A senior Adelaide doctor awarded compensation after a tribunal held she was the target of bullying and discrimination has had her legal victory dashed.

Head of QEH geriatrics Renuka Visvanathan sued SA Health over alleged bullying and being passed over for a job. Her initial victory has now been overturned on appeal. Picture: Morgan Sette
Head of QEH geriatrics Renuka Visvanathan sued SA Health over alleged bullying and being passed over for a job. Her initial victory has now been overturned on appeal. Picture: Morgan Sette

A senior doctor awarded $115,000 compensation after a tribunal found she had been the target of workplace bullying has had her legal victory overturned.

Dr Renuka Visvanathan told the SA Employment Tribunal that her time working for the Central Adelaide Local Health Network had been a “nightmare”.

The tribunal heard claims she had been the subject of bias at work and was frozen out of meetings, while a supervisor secretly recorded a private conversation between the pair.

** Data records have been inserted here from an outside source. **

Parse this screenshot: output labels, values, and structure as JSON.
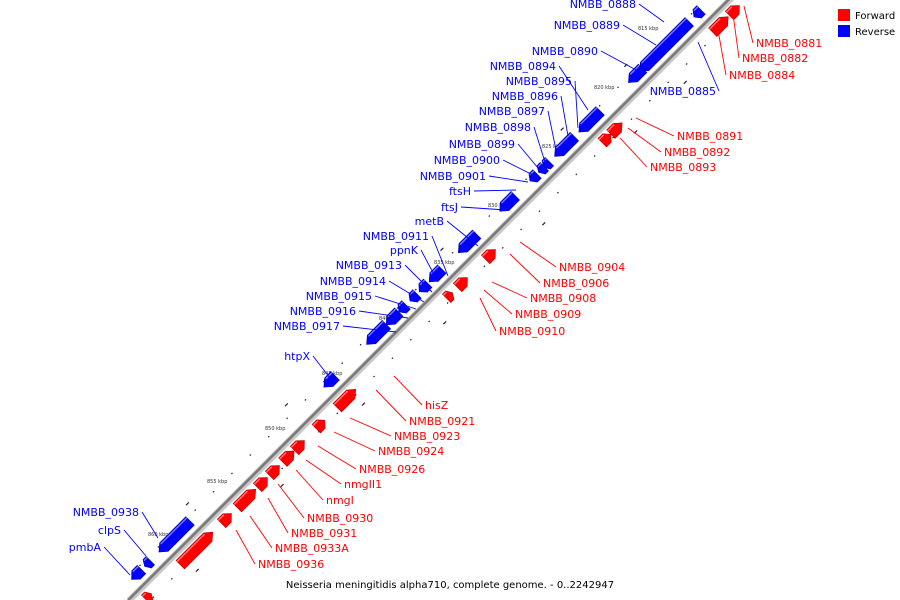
{
  "colors": {
    "forward": "#ff0000",
    "reverse": "#0000ff",
    "backbone": "#777777"
  },
  "legend": [
    {
      "name": "Forward",
      "color": "#ff0000"
    },
    {
      "name": "Reverse",
      "color": "#0000ff"
    }
  ],
  "footer": "Neisseria meningitidis alpha710, complete genome. - 0..2242947",
  "scale_ticks": [
    "815 kbp",
    "820 kbp",
    "825 kbp",
    "830 kbp",
    "835 kbp",
    "840 kbp",
    "845 kbp",
    "850 kbp",
    "855 kbp",
    "860 kbp"
  ],
  "genes_reverse": [
    "NMBB_0888",
    "NMBB_0889",
    "NMBB_0890",
    "NMBB_0894",
    "NMBB_0895",
    "NMBB_0896",
    "NMBB_0897",
    "NMBB_0898",
    "NMBB_0899",
    "NMBB_0900",
    "NMBB_0901",
    "ftsH",
    "ftsJ",
    "metB",
    "NMBB_0911",
    "ppnK",
    "NMBB_0913",
    "NMBB_0914",
    "NMBB_0915",
    "NMBB_0916",
    "NMBB_0917",
    "htpX",
    "NMBB_0938",
    "clpS",
    "pmbA",
    "NMBB_0885"
  ],
  "genes_forward": [
    "NMBB_0881",
    "NMBB_0882",
    "NMBB_0884",
    "NMBB_0891",
    "NMBB_0892",
    "NMBB_0893",
    "NMBB_0904",
    "NMBB_0906",
    "NMBB_0908",
    "NMBB_0909",
    "NMBB_0910",
    "hisZ",
    "NMBB_0921",
    "NMBB_0923",
    "NMBB_0924",
    "NMBB_0926",
    "nmgII1",
    "nmgI",
    "NMBB_0930",
    "NMBB_0931",
    "NMBB_0933A",
    "NMBB_0936"
  ]
}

In a landmark ruling in August last year, tribunal deputy president Stephen Lieschke upheld Dr Visvanathan’s claims of discrimination against Associate Professor Christopher Zeitz and Jacquelin Wood. Both were in senior positions in SA Health alongside Dr Visvanathan.

The claim was initially filed in May 2016 and was the subject of protracted hearings involving thousands of pages of emails and internal communications. The tribunal dismissed other aspects of the lawsuit but concluded Dr Visvanathan had suffered a detriment because of being excluded by other staff.

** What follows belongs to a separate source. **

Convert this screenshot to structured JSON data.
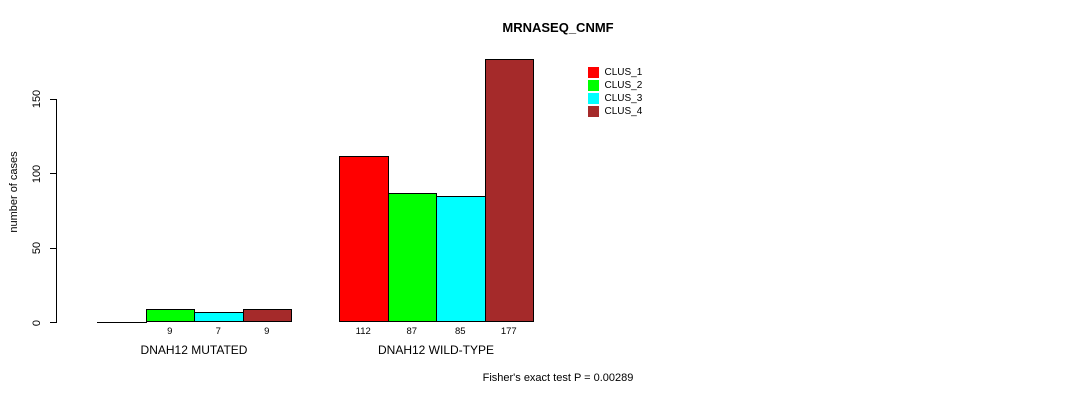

Mr Lieschke ruled Dr Visvanathan was entitled to be paid $115,160, comprising compensation for economic loss and expenses of $75,160 and injury costs of $40,000.

The psychology of organisational abuse

But in a judgment published on Saturday, the full sitting of the tribunal overturned Mr Lieschke’s findings.

The Department for Health and Wellbeing’s appeal, led by Frances Nelson QC, argued Mr Lieschke made mistakes both about the facts and the law which should have been applied.

The main question on appeal was whether the actions of the department fitted within the narrow scope of the lawsuit which specified Dr Visvanathan was discriminated against because she had raised concerns about her health and safety at work.

Ms Nelson argued that Mr Lieschke had made “broadbrush findings” about incidents reaching as far back as 2009.

The tribunal concluded that a “glaringly improbable” motivation had been attributed to staff allegedly trying to keep Dr Visvanathan from becoming the head of a health unit.

“A greater degree of clarity and specificity was required to support a finding of a pattern of exclusionary conduct,” the tribunal concluded.

It refused to go into a detailed analysis of other accusations of exclusionary conduct over several years.

“No doubt aggrieved executive members and so-called supporters would prefer that we rule on all such matters, but we do not consider it is necessary or appropriate to do so given the fundamental deficiencies (in the initial decision),” they said.

“The complaints by the applicant as to exclusionary conduct should have been pursued in another forum.”